If there was one thing NFL coaches could do to guarantee themselves half a win more per season, you can pretty much guarantee all 32 of them would climb a 30-foot barbed wire fence and then kick the nearest puppy to secure that advantage for themselves. That advantage is there for the taking, Nate Silver says, and yet NFL coaches aren't taking it.

In case you're unfamiliar with Silver's expertise on the topic of numbers, here you go: after analyzing statistical models to call the winner of every political race from the U.S. President to the Billings, Montana, city council, Silver was hired by ESPN to work his numerical magic for the Worldwide Leader in Sports. If he says two plus two equals five, he's got a mountain of spreadsheets proving him correct.

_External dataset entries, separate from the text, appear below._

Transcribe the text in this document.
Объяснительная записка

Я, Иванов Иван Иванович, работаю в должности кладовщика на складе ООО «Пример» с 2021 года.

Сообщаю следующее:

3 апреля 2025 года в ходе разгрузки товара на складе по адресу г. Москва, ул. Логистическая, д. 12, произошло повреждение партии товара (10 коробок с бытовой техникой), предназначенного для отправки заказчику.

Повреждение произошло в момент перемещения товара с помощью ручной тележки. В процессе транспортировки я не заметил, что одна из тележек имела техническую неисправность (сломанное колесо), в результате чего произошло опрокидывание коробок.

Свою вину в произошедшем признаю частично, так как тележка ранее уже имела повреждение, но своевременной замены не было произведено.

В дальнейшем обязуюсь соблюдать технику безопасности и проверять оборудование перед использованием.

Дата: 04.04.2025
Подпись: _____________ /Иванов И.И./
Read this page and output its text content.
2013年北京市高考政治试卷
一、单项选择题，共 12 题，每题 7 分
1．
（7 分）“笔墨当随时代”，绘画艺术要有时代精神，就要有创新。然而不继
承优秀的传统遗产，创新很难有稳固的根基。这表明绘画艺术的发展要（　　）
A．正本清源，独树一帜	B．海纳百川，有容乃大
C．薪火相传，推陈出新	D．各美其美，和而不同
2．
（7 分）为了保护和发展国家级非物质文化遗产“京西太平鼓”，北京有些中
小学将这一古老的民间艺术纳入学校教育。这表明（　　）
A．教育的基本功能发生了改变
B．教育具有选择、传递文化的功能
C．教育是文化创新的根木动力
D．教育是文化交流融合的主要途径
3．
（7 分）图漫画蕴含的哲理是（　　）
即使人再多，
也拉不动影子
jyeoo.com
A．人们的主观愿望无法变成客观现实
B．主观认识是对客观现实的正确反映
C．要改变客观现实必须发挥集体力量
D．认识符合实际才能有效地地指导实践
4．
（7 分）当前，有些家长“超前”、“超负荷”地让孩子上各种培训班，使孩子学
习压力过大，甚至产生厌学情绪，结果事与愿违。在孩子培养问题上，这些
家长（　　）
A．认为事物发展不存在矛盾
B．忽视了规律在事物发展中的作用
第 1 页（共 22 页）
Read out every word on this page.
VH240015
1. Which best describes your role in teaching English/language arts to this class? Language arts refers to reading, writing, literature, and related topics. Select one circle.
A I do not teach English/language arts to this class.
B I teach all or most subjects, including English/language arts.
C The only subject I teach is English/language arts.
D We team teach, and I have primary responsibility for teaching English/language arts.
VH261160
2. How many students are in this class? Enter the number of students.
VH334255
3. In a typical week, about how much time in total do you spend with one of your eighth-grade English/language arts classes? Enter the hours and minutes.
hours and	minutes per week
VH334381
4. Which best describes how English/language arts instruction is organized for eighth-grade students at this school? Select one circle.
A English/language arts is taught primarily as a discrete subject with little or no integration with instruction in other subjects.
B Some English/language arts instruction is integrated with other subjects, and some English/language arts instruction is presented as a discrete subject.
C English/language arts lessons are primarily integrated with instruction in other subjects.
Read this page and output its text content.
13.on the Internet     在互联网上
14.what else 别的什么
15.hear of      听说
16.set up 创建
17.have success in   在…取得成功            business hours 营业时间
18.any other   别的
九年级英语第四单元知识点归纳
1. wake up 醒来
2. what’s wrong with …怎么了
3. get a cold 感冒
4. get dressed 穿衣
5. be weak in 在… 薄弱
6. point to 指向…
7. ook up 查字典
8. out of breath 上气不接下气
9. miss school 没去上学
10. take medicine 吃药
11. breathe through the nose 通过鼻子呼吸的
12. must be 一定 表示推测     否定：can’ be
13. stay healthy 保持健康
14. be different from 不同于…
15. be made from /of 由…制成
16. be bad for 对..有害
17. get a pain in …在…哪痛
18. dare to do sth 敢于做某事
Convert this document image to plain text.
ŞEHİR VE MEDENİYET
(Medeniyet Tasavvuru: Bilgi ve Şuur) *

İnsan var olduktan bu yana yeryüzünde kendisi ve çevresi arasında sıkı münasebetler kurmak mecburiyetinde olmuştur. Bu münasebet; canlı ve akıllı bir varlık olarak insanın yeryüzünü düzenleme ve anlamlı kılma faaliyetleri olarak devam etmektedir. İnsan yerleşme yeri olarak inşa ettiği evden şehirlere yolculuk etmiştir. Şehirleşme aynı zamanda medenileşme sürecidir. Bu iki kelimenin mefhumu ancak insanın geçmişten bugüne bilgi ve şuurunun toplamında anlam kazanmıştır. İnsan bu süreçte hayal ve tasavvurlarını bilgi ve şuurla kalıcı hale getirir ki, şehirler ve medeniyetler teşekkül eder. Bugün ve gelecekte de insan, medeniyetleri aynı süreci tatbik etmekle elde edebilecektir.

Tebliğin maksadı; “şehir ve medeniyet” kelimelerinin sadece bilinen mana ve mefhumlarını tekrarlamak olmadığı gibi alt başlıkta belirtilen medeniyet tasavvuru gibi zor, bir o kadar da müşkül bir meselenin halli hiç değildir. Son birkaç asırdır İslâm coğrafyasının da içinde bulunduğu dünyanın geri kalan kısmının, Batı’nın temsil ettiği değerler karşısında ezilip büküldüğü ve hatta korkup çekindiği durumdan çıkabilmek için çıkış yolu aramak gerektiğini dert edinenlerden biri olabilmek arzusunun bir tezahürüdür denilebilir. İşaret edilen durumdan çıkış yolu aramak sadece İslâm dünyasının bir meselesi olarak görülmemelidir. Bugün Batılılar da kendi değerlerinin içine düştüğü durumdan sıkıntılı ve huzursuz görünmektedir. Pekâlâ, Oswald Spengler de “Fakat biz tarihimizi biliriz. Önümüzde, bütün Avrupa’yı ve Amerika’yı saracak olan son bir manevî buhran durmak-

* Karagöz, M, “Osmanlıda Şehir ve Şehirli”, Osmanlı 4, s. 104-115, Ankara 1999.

In his latest piece for ESPN, Silver details how analytics have changed the way MLB and NBA teams approach the game. For example, Silver notes how the Boston Red Sox and Oakland A's teams of the early 2000's changed the way baseball approaches on base percentage. Those teams were built on players who simply found ways to get on base, and now OBP specialists like new Texas Rangers outfielder Shin-Soo Choo are signing $130 million contracts. The NBA found that a corner 3-point shot was, over the course of 100 possessions, worth just as many points as a layup. And now the Miami Heat are bringing in defensive stoppers/corner 3 specialists like Shane Battier as the final ingredient to their championship stew.

There is a similar statistical sweet spot in the NFL, but coaches have refused to exploit it: fourth-and-short. Coaches, Silver argues, remain far too conservative in fourth-and-short situations despite evidence that a little extra aggression goes a long way. According to the New York Times, the average NFL team sent its kicking unit onto the field in a fourth-and-short situation when the data says the offense should have remained on the field a whopping 21.7 times over the course of the regular season. All those missed chances added up to 0.5 losses per team over the season, Silver says.

And the reason for erring so often on the side of caution, Silver says, lays at the feet of NFL culture as a whole.

My view is that NFL coaches aren't irrational or necessarily ignorant of the statistics as much as they are poorly incentivized to get these decisions right. The average NFL team has been owned by the same family or organization since 1980 -- for the past 34 years. (By contrast, the average MLB and NBA team last changed owners in 1999.) Furthermore, because of the NFL's prodigious popularity and its generous revenue-sharing policies, even losing or incompetent owners possess extraordinarily valuable products. (The Jacksonville Jaguars are worth $840 million, according to Forbes.) This is a culture that fosters extreme risk aversion. Going for it on fourth down is risky twice over: in the micro sense of staking more on the result of one play, and in the macro sense of defying custom and tradition.

Maybe a decade from now we'll write about the NFL team that rode a wave of situational aggression to a Super Bowl title. Maybe.